Sometimes we will want more detailed summaries than the generic
summary function provides. We might want to summarize the
big quakes and small quakes seperately. We can do this by using the
aggregate function. The ~ is used a lot in R. It stands for
“described by” (or “is a function of”…). In this case, we’re describing
the magnitude by the big variable we created using logical expressions.
To each aggregate of the data (level of big), we are
applying the FUN (which stands for function) summary.
## quakes$big quakes$mag.Min. quakes$mag.1st Qu. quakes$mag.Median
## 1 NO 4.000000 4.300000 4.600000
## 2 YES 5.700000 5.700000 5.700000
## quakes$mag.Mean quakes$mag.3rd Qu. quakes$mag.Max.
## 1 4.601523 4.800000 5.600000
## 2 5.860000 6.000000 6.400000
We can even do basic group by in plots:
boxplot(mag ~ big, data=quakes)
Most of the above was the “old” way to work with data sets in R. The new way uses a set of R packages that are grouped together under the name the “tidyverse”. Increasingly, everyone is working with data this way instead of the old way – in fact, many of your classmates are likely better at ‘wrangling’ data with tools in the tidyverse than the way that I just showed above. Here is a quick intro to these tools. Check out this webpage for more information on all of the packages and tools included in the tidyverse: https://www.tidyverse.org/
Let’s look at the data about flights. What do each of these commands provide you information on?
flights
## # A tibble: 336,776 × 19
## year month day dep_time sched_dep_time dep_delay arr_time sched_arr_time
## <int> <int> <int> <int> <int> <dbl> <int> <int>
## 1 2013 1 1 517 515 2 830 819
## 2 2013 1 1 533 529 4 850 830
## 3 2013 1 1 542 540 2 923 850
## 4 2013 1 1 544 545 -1 1004 1022
## 5 2013 1 1 554 600 -6 812 837
## 6 2013 1 1 554 558 -4 740 728
## 7 2013 1 1 555 600 -5 913 854
## 8 2013 1 1 557 600 -3 709 723
## 9 2013 1 1 557 600 -3 838 846
## 10 2013 1 1 558 600 -2 753 745
## # ℹ 336,766 more rows
## # ℹ 11 more variables: arr_delay <dbl>, carrier <chr>, flight <int>,
## # tailnum <chr>, origin <chr>, dest <chr>, air_time <dbl>, distance <dbl>,
## # hour <dbl>, minute <dbl>, time_hour <dttm>
?flights
Notice that the flights data is in a format called a “tibble”. Tibbles are data frames, but they are slightly different to help do some things that can be done in the tidyverse. You can transform data.frames to tibbles and back again with these commands.
#convert the quakes data frame from before into a tibble
quakes <- as_tibble(quakes)
str(quakes) #this gives you information about the structure of the dataset as well as of each column within the data frame
## tibble [1,000 × 6] (S3: tbl_df/tbl/data.frame)

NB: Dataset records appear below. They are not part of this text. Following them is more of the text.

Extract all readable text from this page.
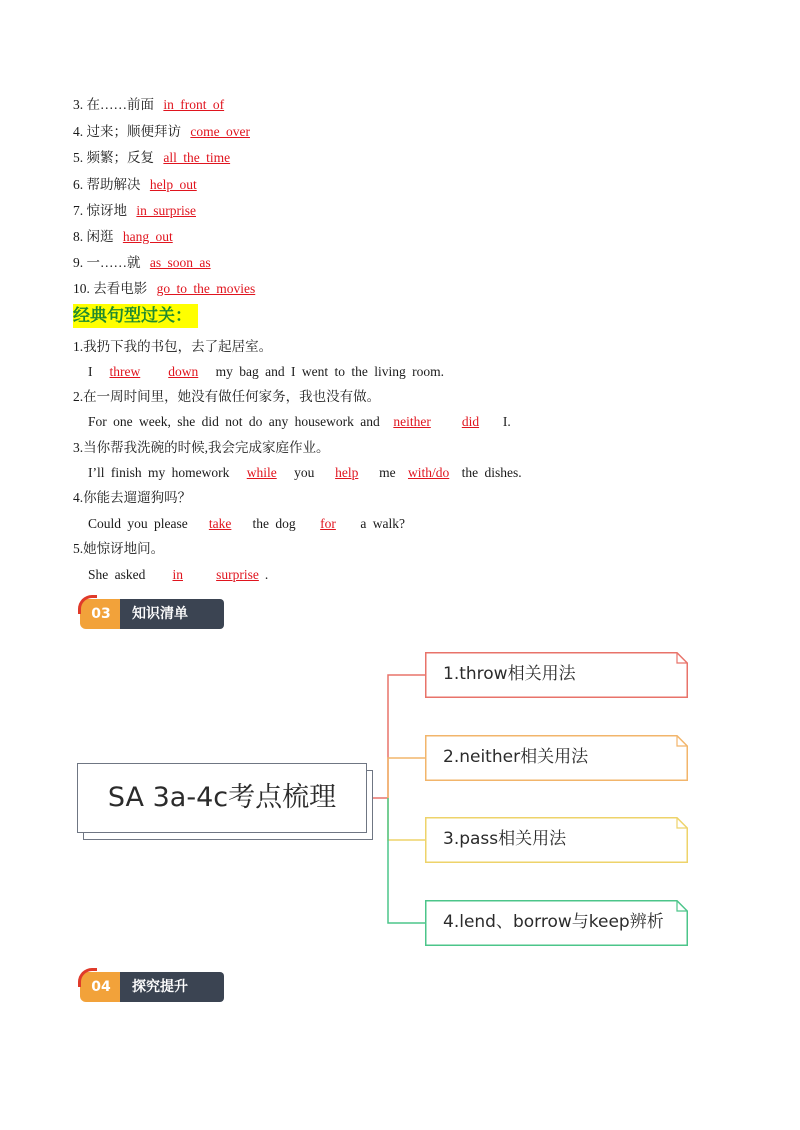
3. 在……前面 in front of
4. 过来；顺便拜访 come over
5. 频繁；反复 all the time
6. 帮助解决 help out
7. 惊讶地 in surprise
8. 闲逛 hang out
9. 一……就 as soon as
10. 去看电影 go to the movies
经典句型过关：
1.我扔下我的书包，去了起居室。
I threw down my bag and I went to the living room.
2.在一周时间里，她没有做任何家务，我也没有做。
For one week, she did not do any housework and neither did I.
3.当你帮我洗碗的时候,我会完成家庭作业。
I’ll finish my homework while you help me with/do the dishes.
4.你能去遛遛狗吗？
Could you please take the dog for a walk?
5.她惊讶地问。
She asked in surprise .
03	知识清单
SA 3a-4c考点梳理
1.throw相关用法
2.neither相关用法
3.pass相关用法
4.lend、borrow与keep辨析
04	探究提升
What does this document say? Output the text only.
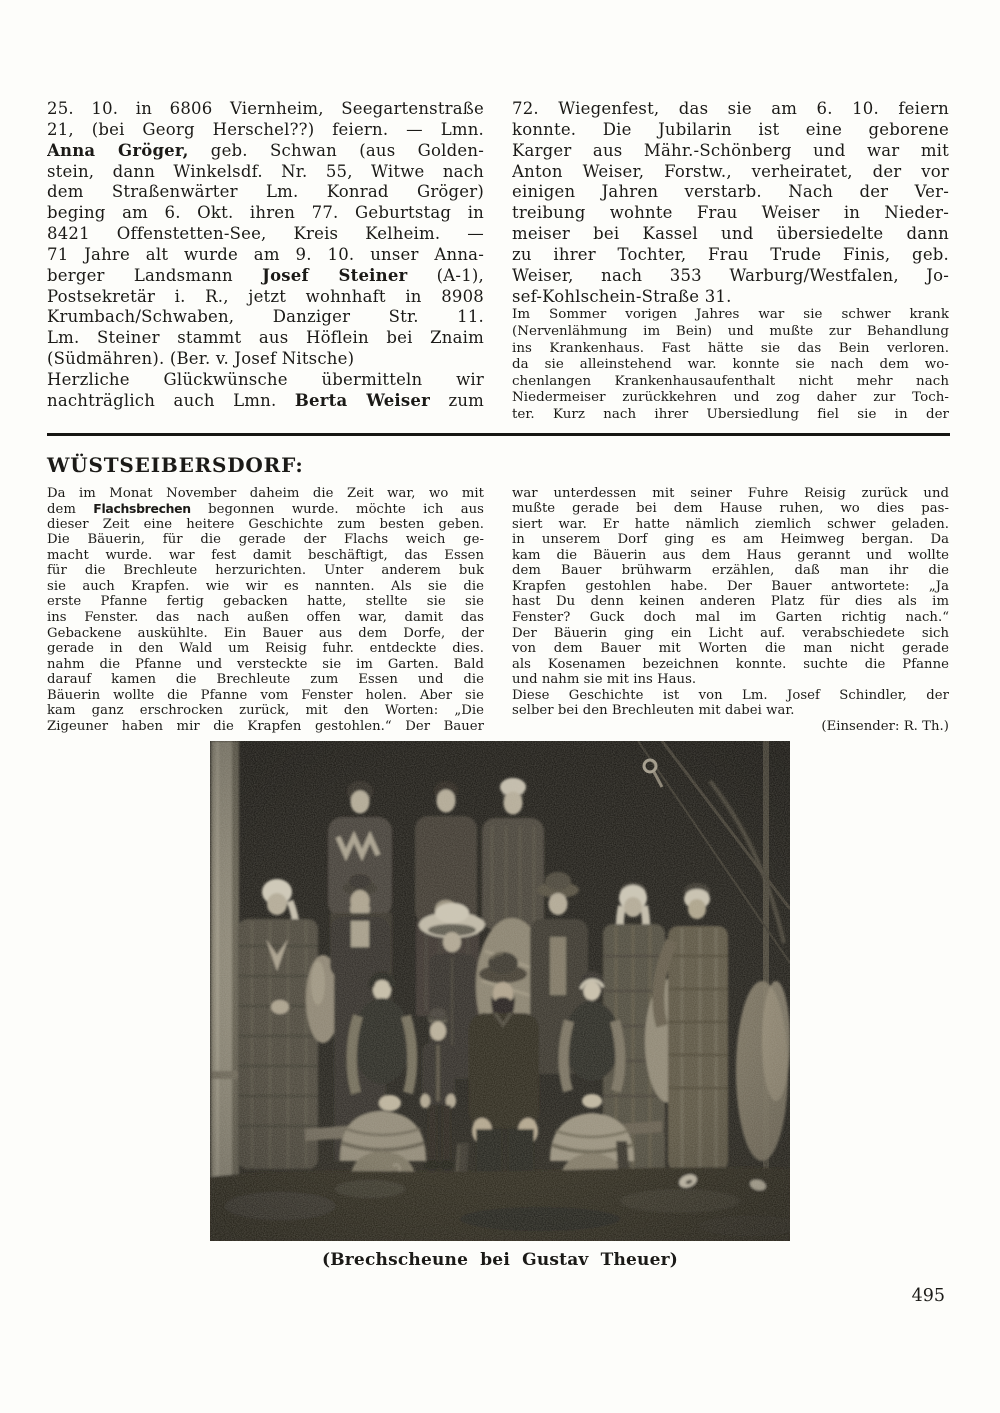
25. 10. in 6806 Viernheim, Seegartenstraße
21, (bei Georg Herschel??) feiern. — Lmn.
Anna Gröger, geb. Schwan (aus Golden-
stein, dann Winkelsdf. Nr. 55, Witwe nach
dem Straßenwärter Lm. Konrad Gröger)
beging am 6. Okt. ihren 77. Geburtstag in
8421 Offenstetten-See, Kreis Kelheim. —
71 Jahre alt wurde am 9. 10. unser Anna-
berger Landsmann Josef Steiner (A-1),
Postsekretär i. R., jetzt wohnhaft in 8908
Krumbach/Schwaben, Danziger Str. 11.
Lm. Steiner stammt aus Höflein bei Znaim
(Südmähren). (Ber. v. Josef Nitsche)
Herzliche Glückwünsche übermitteln wir
nachträglich auch Lmn. Berta Weiser zum
72. Wiegenfest, das sie am 6. 10. feiern
konnte. Die Jubilarin ist eine geborene
Karger aus Mähr.-Schönberg und war mit
Anton Weiser, Forstw., verheiratet, der vor
einigen Jahren verstarb. Nach der Ver-
treibung wohnte Frau Weiser in Nieder-
meiser bei Kassel und übersiedelte dann
zu ihrer Tochter, Frau Trude Finis, geb.
Weiser, nach 353 Warburg/Westfalen, Jo-
sef-Kohlschein-Straße 31.
Im Sommer vorigen Jahres war sie schwer krank
(Nervenlähmung im Bein) und mußte zur Behandlung
ins Krankenhaus. Fast hätte sie das Bein verloren.
da sie alleinstehend war. konnte sie nach dem wo-
chenlangen Krankenhausaufenthalt nicht mehr nach
Niedermeiser zurückkehren und zog daher zur Toch-
ter. Kurz nach ihrer Übersiedlung fiel sie in der
WÜSTSEIBERSDORF:
Da im Monat November daheim die Zeit war, wo mit
dem Flachsbrechen begonnen wurde. möchte ich aus
dieser Zeit eine heitere Geschichte zum besten geben.
Die Bäuerin, für die gerade der Flachs weich ge-
macht wurde. war fest damit beschäftigt, das Essen
für die Brechleute herzurichten. Unter anderem buk
sie auch Krapfen. wie wir es nannten. Als sie die
erste Pfanne fertig gebacken hatte, stellte sie sie
ins Fenster. das nach außen offen war, damit das
Gebackene auskühlte. Ein Bauer aus dem Dorfe, der
gerade in den Wald um Reisig fuhr. entdeckte dies.
nahm die Pfanne und versteckte sie im Garten. Bald
darauf kamen die Brechleute zum Essen und die
Bäuerin wollte die Pfanne vom Fenster holen. Aber sie
kam ganz erschrocken zurück, mit den Worten: „Die
Zigeuner haben mir die Krapfen gestohlen.“ Der Bauer
war unterdessen mit seiner Fuhre Reisig zurück und
mußte gerade bei dem Hause ruhen, wo dies pas-
siert war. Er hatte nämlich ziemlich schwer geladen.
in unserem Dorf ging es am Heimweg bergan. Da
kam die Bäuerin aus dem Haus gerannt und wollte
dem Bauer brühwarm erzählen, daß man ihr die
Krapfen gestohlen habe. Der Bauer antwortete: „Ja
hast Du denn keinen anderen Platz für dies als im
Fenster? Guck doch mal im Garten richtig nach.“
Der Bäuerin ging ein Licht auf. verabschiedete sich
von dem Bauer mit Worten die man nicht gerade
als Kosenamen bezeichnen konnte. suchte die Pfanne
und nahm sie mit ins Haus.
Diese Geschichte ist von Lm. Josef Schindler, der
selber bei den Brechleuten mit dabei war.
(Einsender: R. Th.)
(Brechscheune bei Gustav Theuer)
495
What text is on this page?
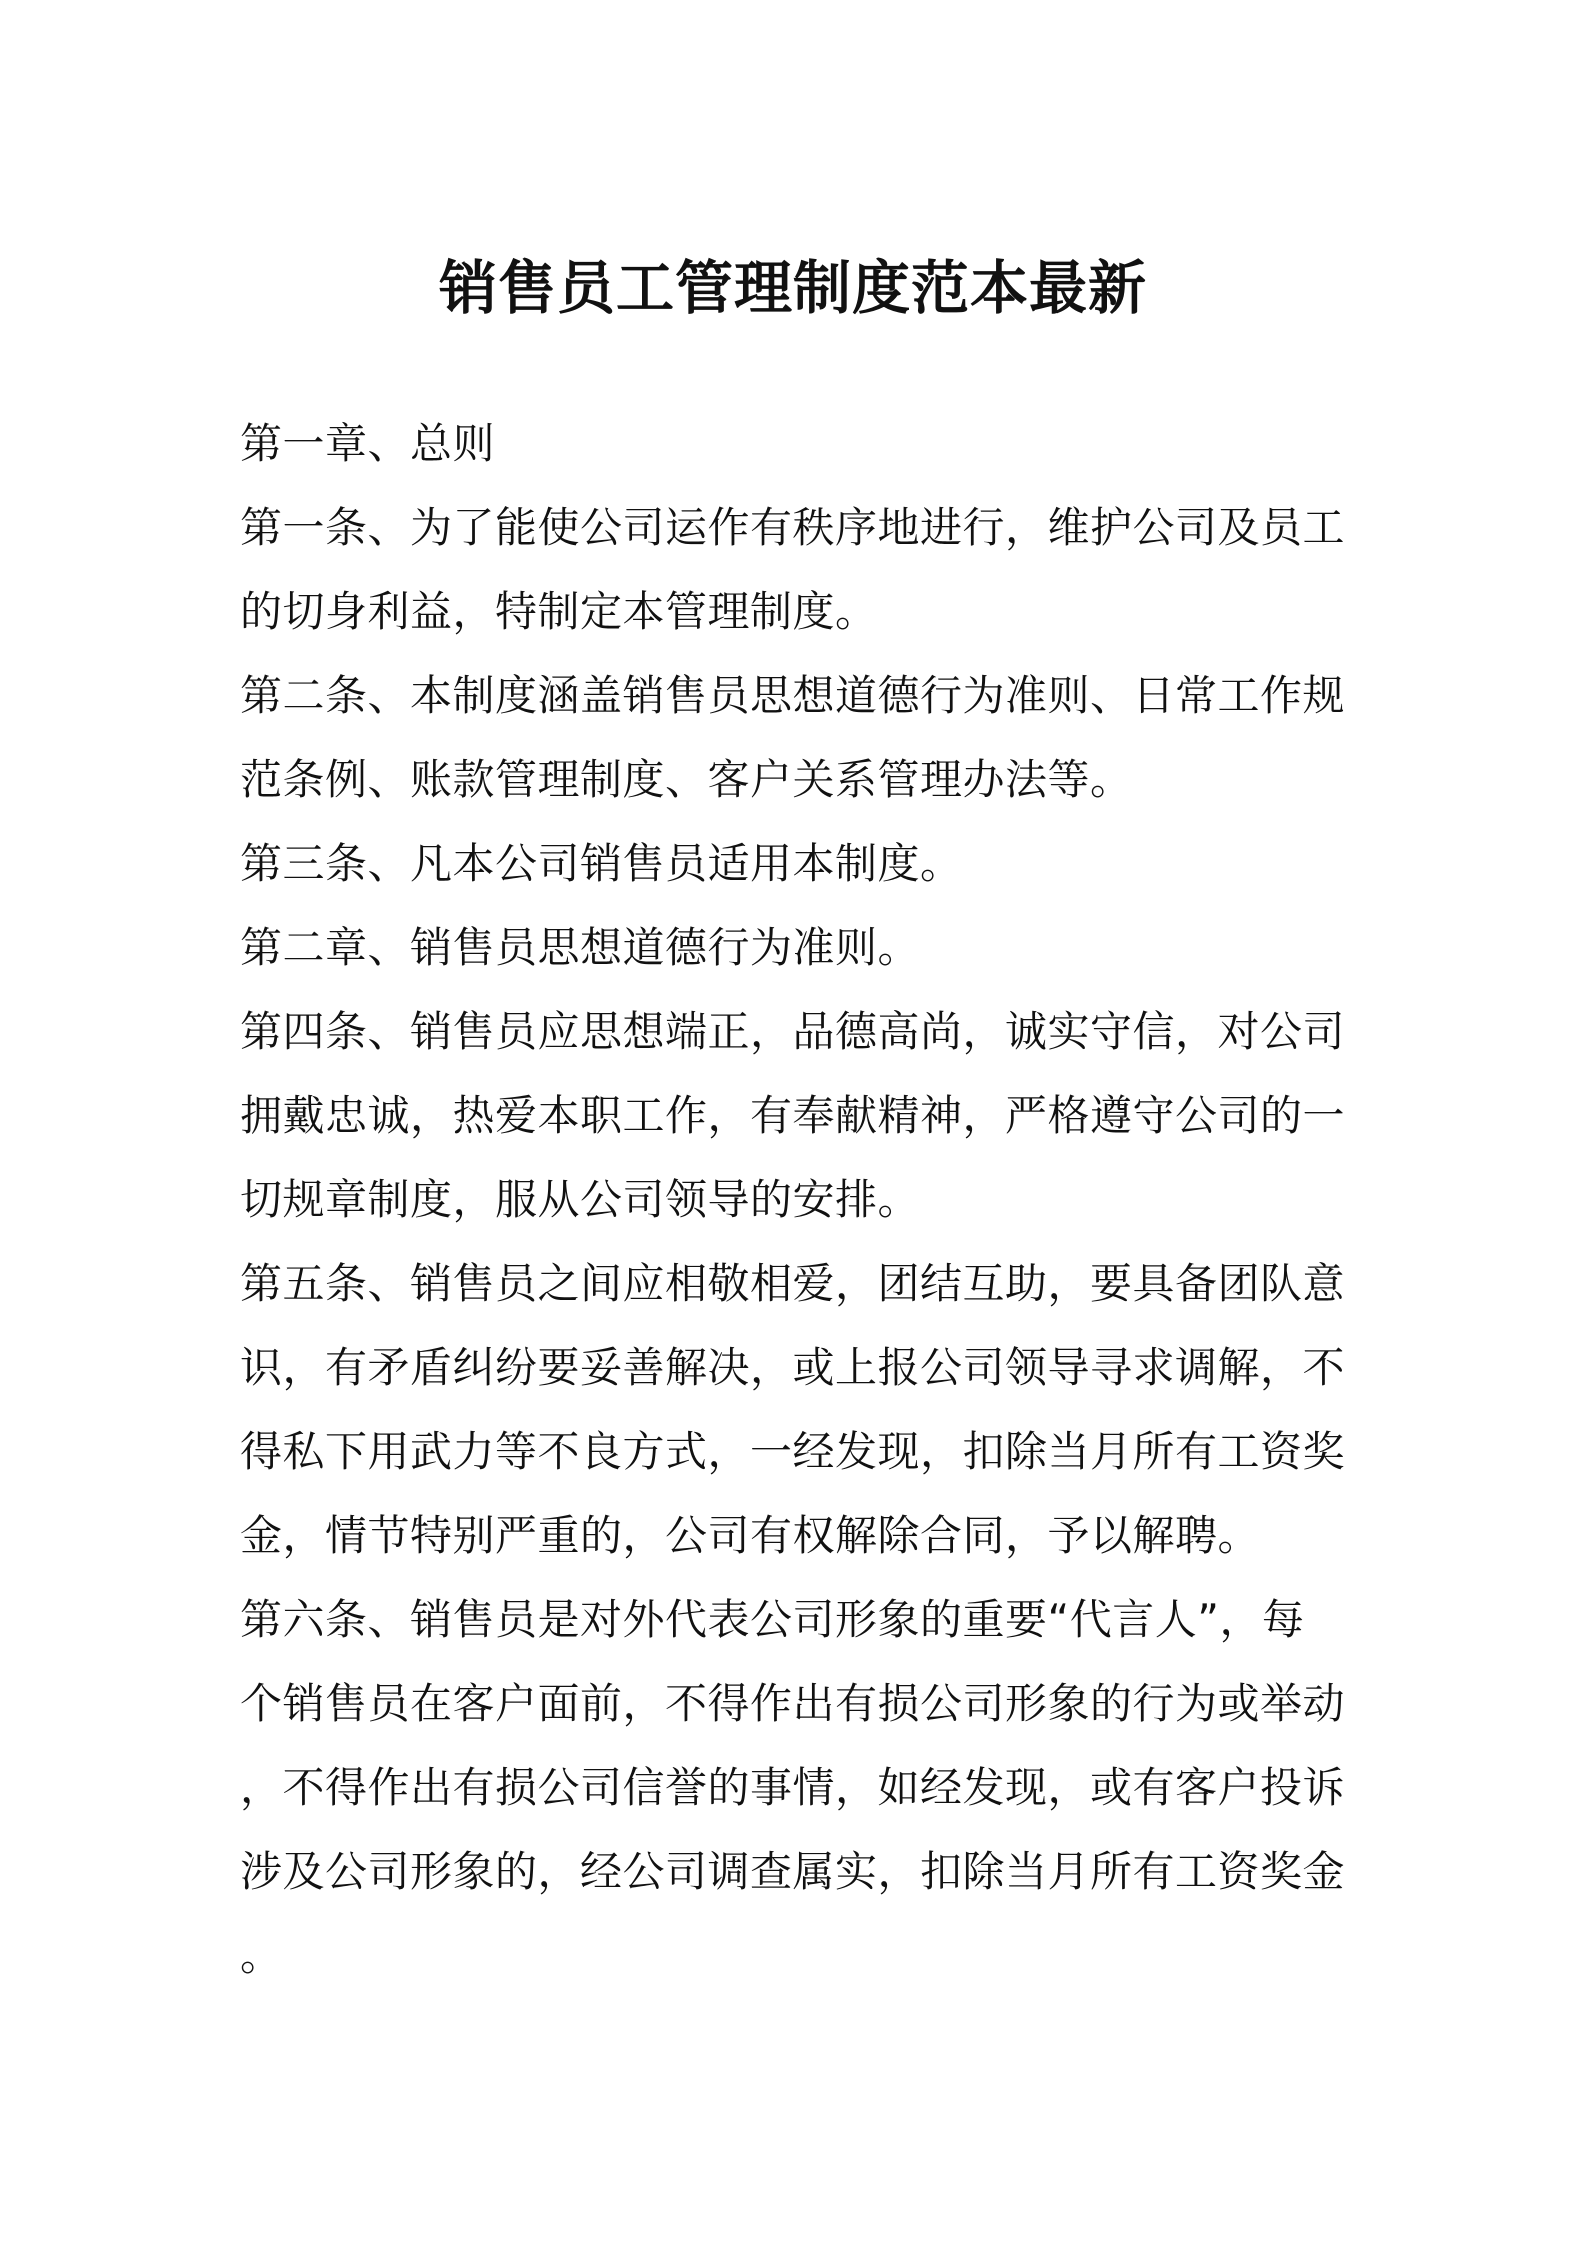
销售员工管理制度范本最新
第一章、总则
第一条、为了能使公司运作有秩序地进行，维护公司及员工
的切身利益，特制定本管理制度。
第二条、本制度涵盖销售员思想道德行为准则、日常工作规
范条例、账款管理制度、客户关系管理办法等。
第三条、凡本公司销售员适用本制度。
第二章、销售员思想道德行为准则。
第四条、销售员应思想端正，品德高尚，诚实守信，对公司
拥戴忠诚，热爱本职工作，有奉献精神，严格遵守公司的一
切规章制度，服从公司领导的安排。
第五条、销售员之间应相敬相爱，团结互助，要具备团队意
识，有矛盾纠纷要妥善解决，或上报公司领导寻求调解，不
得私下用武力等不良方式，一经发现，扣除当月所有工资奖
金，情节特别严重的，公司有权解除合同，予以解聘。
第六条、销售员是对外代表公司形象的重要“代言人”，每
个销售员在客户面前，不得作出有损公司形象的行为或举动
，不得作出有损公司信誉的事情，如经发现，或有客户投诉
涉及公司形象的，经公司调查属实，扣除当月所有工资奖金
。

## $ lat : num [1:1000] -20.4 -20.6 -26 -18 -20.4 ...
## $ long : num [1:1000] 182 181 184 182 182 ...
## $ depth : int [1:1000] 562 650 42 626 649 195 82 194 211 622 ...
## $ mag : num [1:1000] 4.8 4.2 5.4 4.1 4 4 4.8 4.4 4.7 4.3 ...
## $ stations: int [1:1000] 41 15 43 19 11 12 43 15 35 19 ...
## $ big : Factor w/ 2 levels "NO","YES": 1 1 1 1 1 1 1 1 1 1 ...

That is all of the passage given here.